Hadis ini atau yang semakna dengannya juga terdapat di beberapa kitab hadis; di antaranya di dalam Sunan Ibnu Majah, Sunan abi Dawud, Musnad Ahmad, Sunan ad-Darimiy, As-Syariah milik Al-Ajuriy.

Hadis ini merupakan pengabaran dari Rasulullah tentang perpecahan yang akan terjadi di tubuh kaum muslimin. Penggunaan kata "ummah" memancing perbincangan para ulama tentang maknanya. Apakah yang dimaksud adalah ummatud da'wah (termasuk di dalamnya Yahudi dan Nasrani atau yang lainnya) yang menjadi obyek dakwah Rasulullah , atau yang dimaksud adalah ummatul ijabah (umat Islam secara khusus).

Imam As-Sindiy berkata,

"Yang dimaksud adalah ummatul ijabah, yaitu ahlul qiblah. Karena istilah “umat” dinisbatkan kepada beliau (Rasulullah ) yang secara langsung dapat dipahami sebagai ummatul ijabah.

Sedangkan ulama lainnya, Dr. Al-Buthiy, bependapat bahwa yang dimaksud dengan “umat” adalah ummatud da'wah. Ini didasarkan pada argumentasi bahwa Rasulullah menggunakan kata “umat” secara umum. Kalau saja yang dimaksud dengan “umat” adalah ummatul ijabah, tentu beliau akan menggunakan isitlah "sataftariqul muslimin." Ini maknanya, yang dimaksud dengan “umat” adalah ummatu da'wah. Kesimpulannya bahwa ummat yang di menjadi obyek dakwah Rasulullah akan terpecah menjadi 73 agama. Dan jaminan bahwa yang selamat adalah hanya satu agama maknanya adalah agam Islam, dengan sekian sekte-sektenya.

Pendapat yang rajih adalah sebagaimana yang diungkapkan oleh As-Sindiy dengan beberapa alasan:

Pertama,
Bahwa di hadis yang lain Rasulullah menejelaskan bahwa Yahudi dan Masrani terpecah menjadi 71 golongan dan kemudian Rasulullah menjelaskan di waktu yang bersamaan bahwa umatnya akan terpecah menjadi 73 golongan.
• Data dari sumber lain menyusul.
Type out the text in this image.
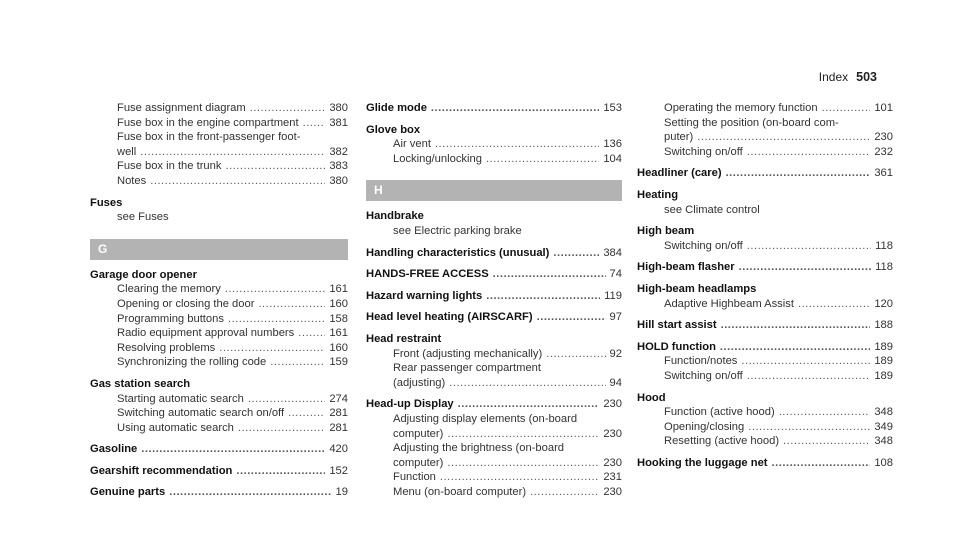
Index 503
Fuse assignment diagram .....	380
Fuse box in the engine compartment .....	381
Fuse box in the front-passenger foot-
well .....	382
Fuse box in the trunk .....	383
Notes .....	380
Fuses
see Fuses
G
Garage door opener
Clearing the memory .....	161
Opening or closing the door .....	160
Programming buttons .....	158
Radio equipment approval numbers .....	161
Resolving problems .....	160
Synchronizing the rolling code .....	159
Gas station search
Starting automatic search .....	274
Switching automatic search on/off .....	281
Using automatic search .....	281
Gasoline .....	420
Gearshift recommendation .....	152
Genuine parts .....	19
Glide mode .....	153
Glove box
Air vent .....	136
Locking/unlocking .....	104
H
Handbrake
see Electric parking brake
Handling characteristics (unusual) .....	384
HANDS-FREE ACCESS .....	74
Hazard warning lights .....	119
Head level heating (AIRSCARF) .....	97
Head restraint
Front (adjusting mechanically) .....	92
Rear passenger compartment
(adjusting) .....	94
Head-up Display .....	230
Adjusting display elements (on-board
computer) .....	230
Adjusting the brightness (on-board
computer) .....	230
Function .....	231
Menu (on-board computer) .....	230
Operating the memory function .....	101
Setting the position (on-board com-
puter) .....	230
Switching on/off .....	232
Headliner (care) .....	361
Heating
see Climate control
High beam
Switching on/off .....	118
High-beam flasher .....	118
High-beam headlamps
Adaptive Highbeam Assist .....	120
Hill start assist .....	188
HOLD function .....	189
Function/notes .....	189
Switching on/off .....	189
Hood
Function (active hood) .....	348
Opening/closing .....	349
Resetting (active hood) .....	348
Hooking the luggage net .....	108
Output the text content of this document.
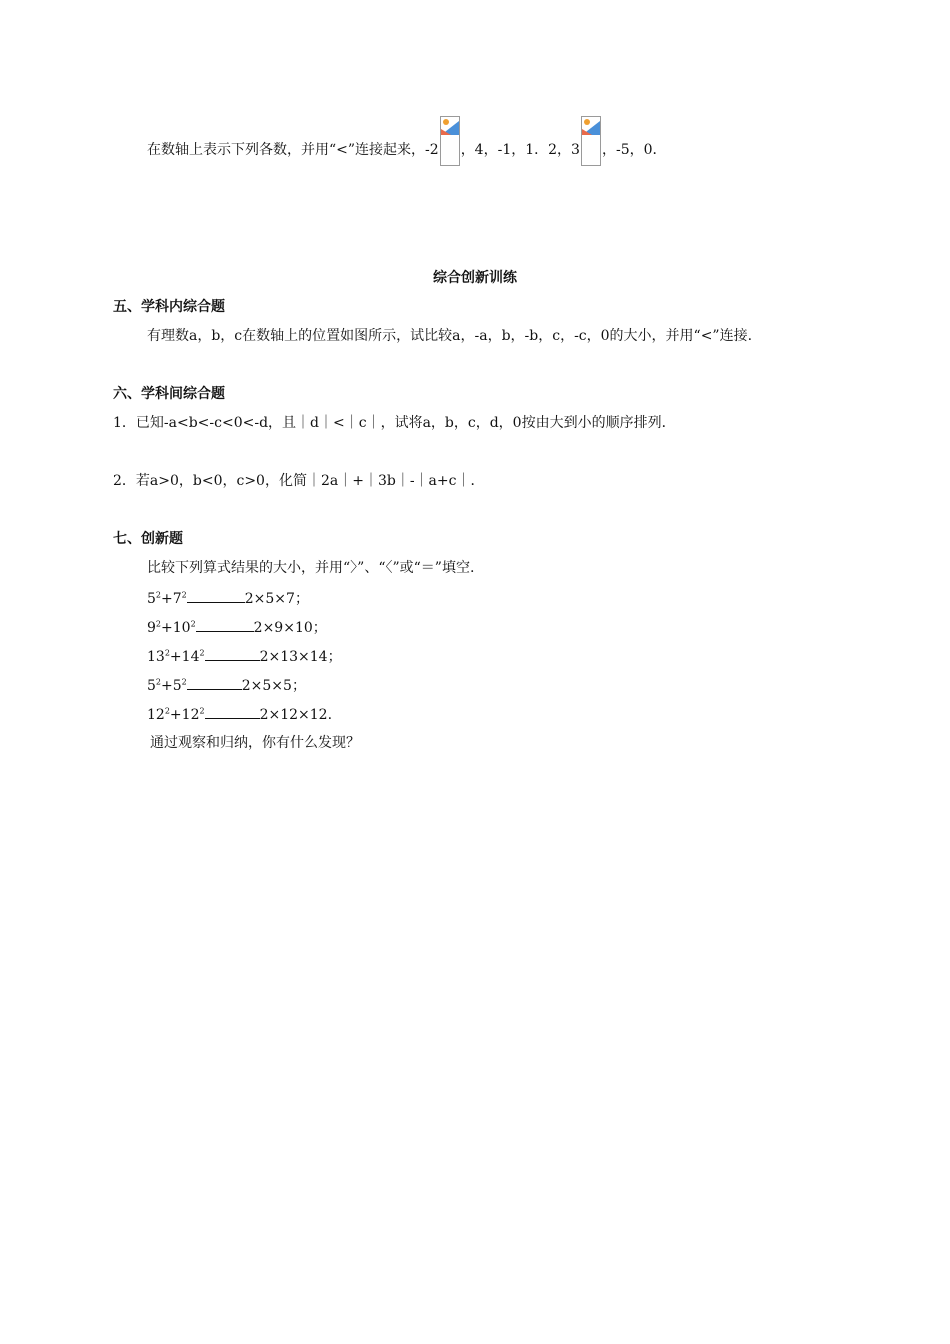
在数轴上表示下列各数，并用“<”连接起来，-2 ，4，-1，1．2，3 ，-5，0．
综合创新训练
五、学科内综合题
有理数a，b，c在数轴上的位置如图所示，试比较a，-a，b，-b，c，-c，0的大小，并用“<”连接.
六、学科间综合题
1．已知-a<b<-c<0<-d，且｜d｜<｜c｜，试将a，b，c，d，0按由大到小的顺序排列．
2．若a>0，b<0，c>0，化简｜2a｜+｜3b｜-｜a+c｜．
七、创新题
比较下列算式结果的大小，并用“〉”、“〈”或“＝”填空.
$5^2+7^2$	2×5×7；
$9^2+10^2$	2×9×10；
$13^2+14^2$	2×13×14；
$5^2+5^2$	2×5×5；
$12^2+12^2$	2×12×12.
通过观察和归纳，你有什么发现？
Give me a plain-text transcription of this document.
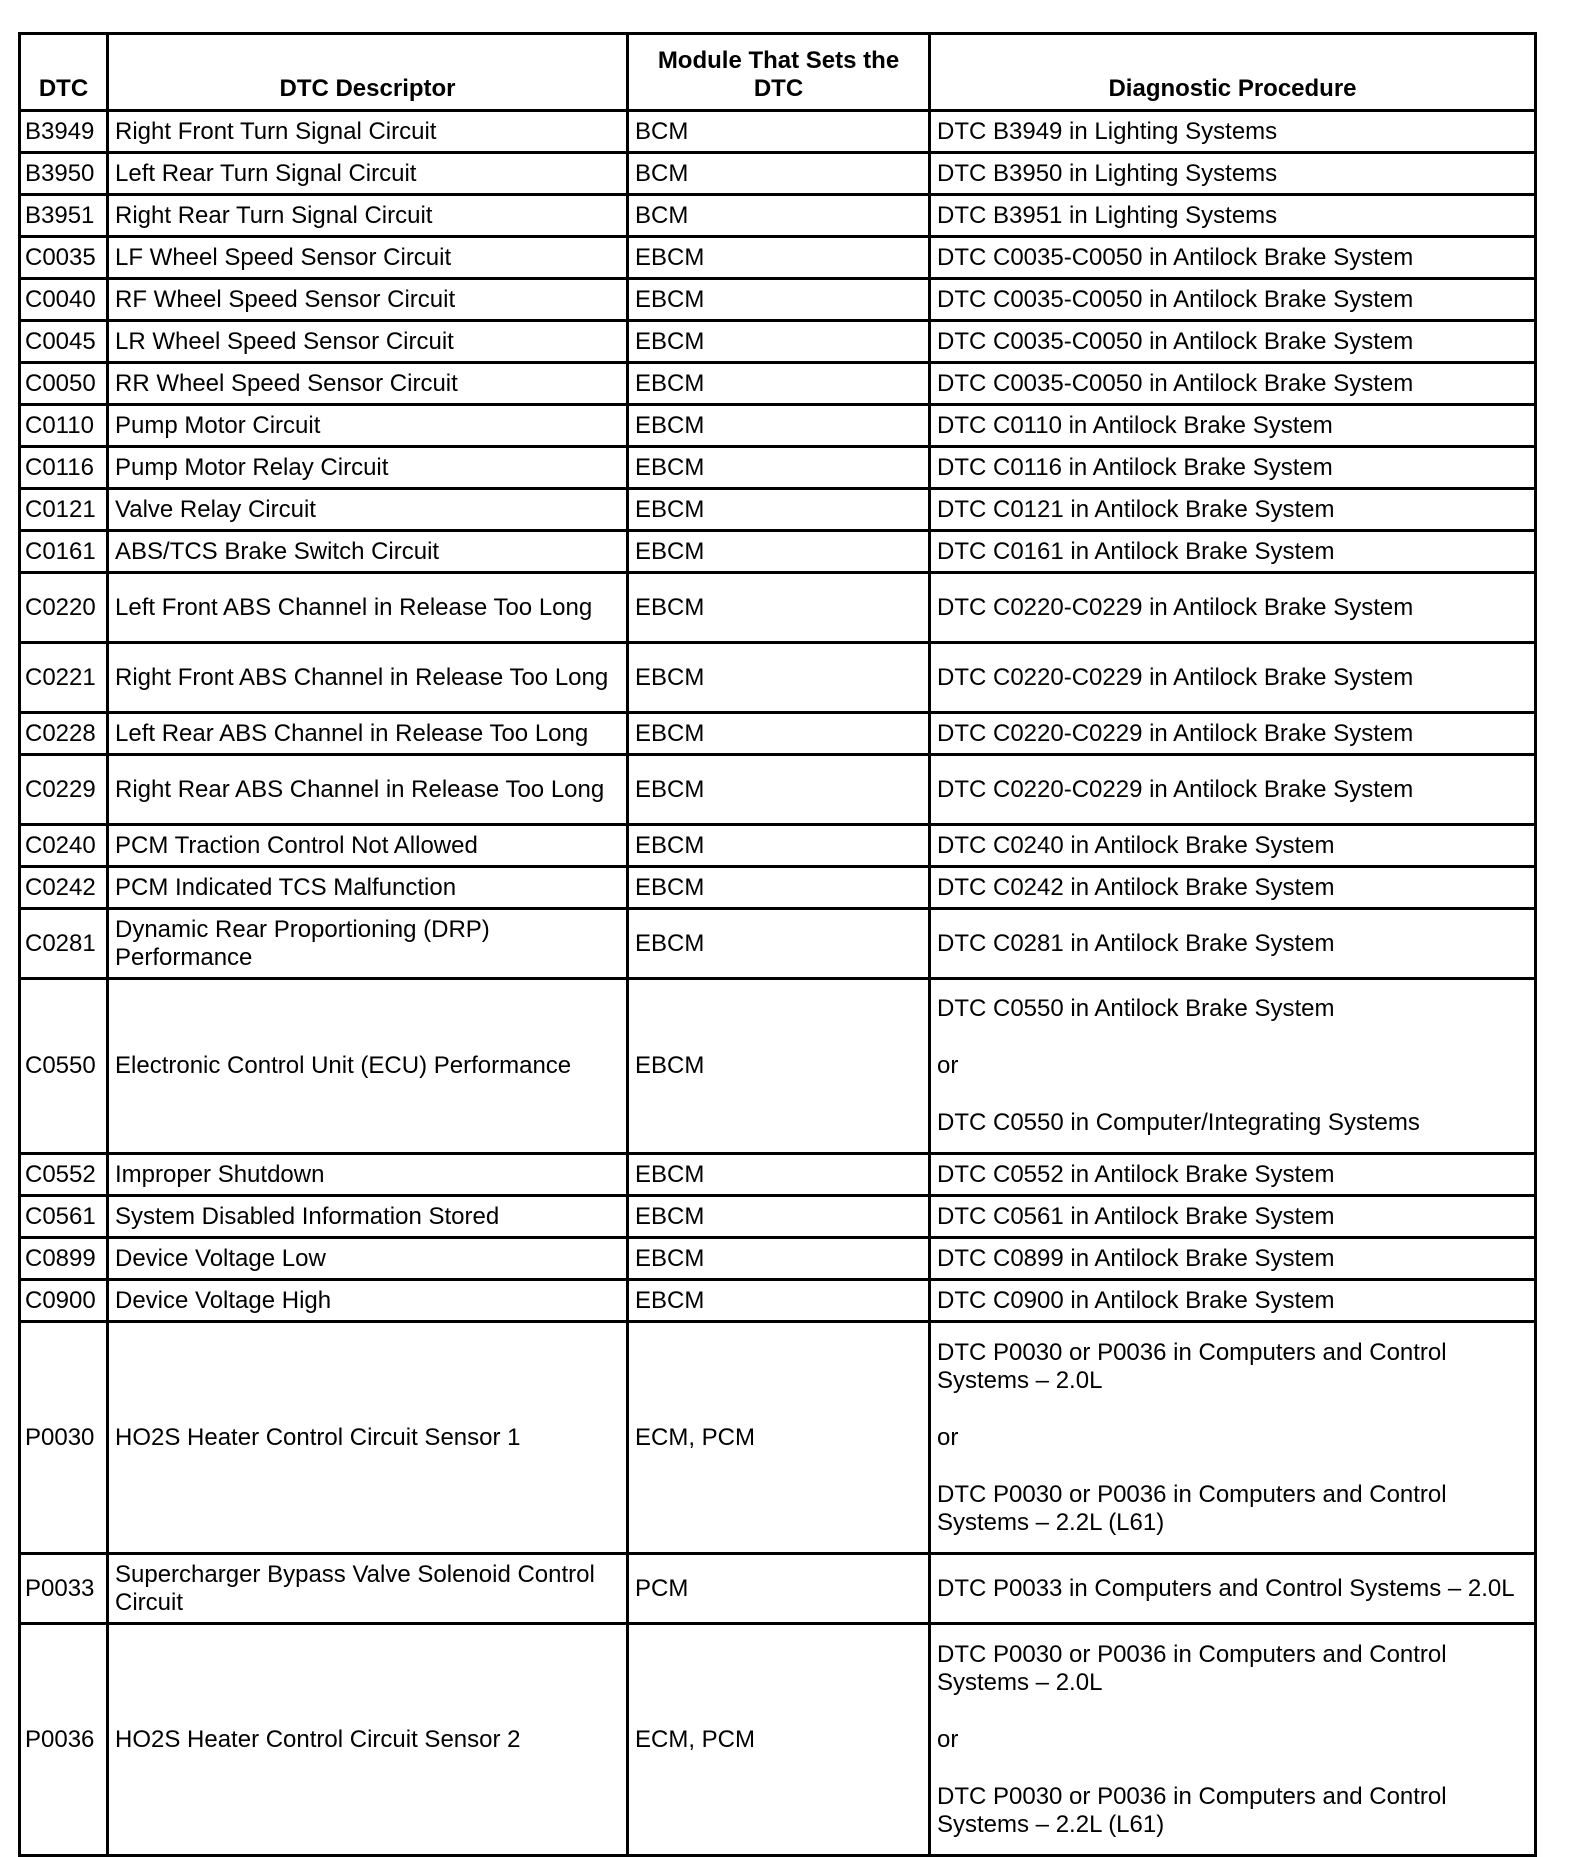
DTC	DTC Descriptor	Module That Sets the DTC	Diagnostic Procedure
B3949	Right Front Turn Signal Circuit	BCM	DTC B3949 in Lighting Systems

B3950	Left Rear Turn Signal Circuit	BCM	DTC B3950 in Lighting Systems

B3951	Right Rear Turn Signal Circuit	BCM	DTC B3951 in Lighting Systems

C0035	LF Wheel Speed Sensor Circuit	EBCM	DTC C0035-C0050 in Antilock Brake System

C0040	RF Wheel Speed Sensor Circuit	EBCM	DTC C0035-C0050 in Antilock Brake System

C0045	LR Wheel Speed Sensor Circuit	EBCM	DTC C0035-C0050 in Antilock Brake System

C0050	RR Wheel Speed Sensor Circuit	EBCM	DTC C0035-C0050 in Antilock Brake System

C0110	Pump Motor Circuit	EBCM	DTC C0110 in Antilock Brake System

C0116	Pump Motor Relay Circuit	EBCM	DTC C0116 in Antilock Brake System

C0121	Valve Relay Circuit	EBCM	DTC C0121 in Antilock Brake System

C0161	ABS/TCS Brake Switch Circuit	EBCM	DTC C0161 in Antilock Brake System

C0220	Left Front ABS Channel in Release Too Long	EBCM	DTC C0220-C0229 in Antilock Brake System

C0221	Right Front ABS Channel in Release Too Long	EBCM	DTC C0220-C0229 in Antilock Brake System

C0228	Left Rear ABS Channel in Release Too Long	EBCM	DTC C0220-C0229 in Antilock Brake System

C0229	Right Rear ABS Channel in Release Too Long	EBCM	DTC C0220-C0229 in Antilock Brake System

C0240	PCM Traction Control Not Allowed	EBCM	DTC C0240 in Antilock Brake System

C0242	PCM Indicated TCS Malfunction	EBCM	DTC C0242 in Antilock Brake System

C0281	Dynamic Rear Proportioning (DRP) Performance	EBCM	DTC C0281 in Antilock Brake System

C0550	Electronic Control Unit (ECU) Performance	EBCM	DTC C0550 in Antilock Brake System
or
DTC C0550 in Computer/Integrating Systems

C0552	Improper Shutdown	EBCM	DTC C0552 in Antilock Brake System

C0561	System Disabled Information Stored	EBCM	DTC C0561 in Antilock Brake System

C0899	Device Voltage Low	EBCM	DTC C0899 in Antilock Brake System

C0900	Device Voltage High	EBCM	DTC C0900 in Antilock Brake System

P0030	HO2S Heater Control Circuit Sensor 1	ECM, PCM	DTC P0030 or P0036 in Computers and Control Systems – 2.0L
or
DTC P0030 or P0036 in Computers and Control Systems – 2.2L (L61)

P0033	Supercharger Bypass Valve Solenoid Control Circuit	PCM	DTC P0033 in Computers and Control Systems – 2.0L

P0036	HO2S Heater Control Circuit Sensor 2	ECM, PCM	DTC P0030 or P0036 in Computers and Control Systems – 2.0L
or
DTC P0030 or P0036 in Computers and Control Systems – 2.2L (L61)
Ini maknanya, yang dimaksud dengan “umat” di hadis tersebut adalah ummatul ijabah yaitu umat Islam.

Kedua,
Bahwa hadis tersebut adalah sebagi bentuk pengabaran terhadap kejadian yang akan datang. Sedangkan perpecahan yang terjadi pada ummatud dakwah seperti Yahudi dan Nasrani sudah terjadi di masa Rasulullah . Dengan demikian, yang lebih tepat untuk memaknai “umat” di dalam hadis tersebut adalah ummatul ijabah.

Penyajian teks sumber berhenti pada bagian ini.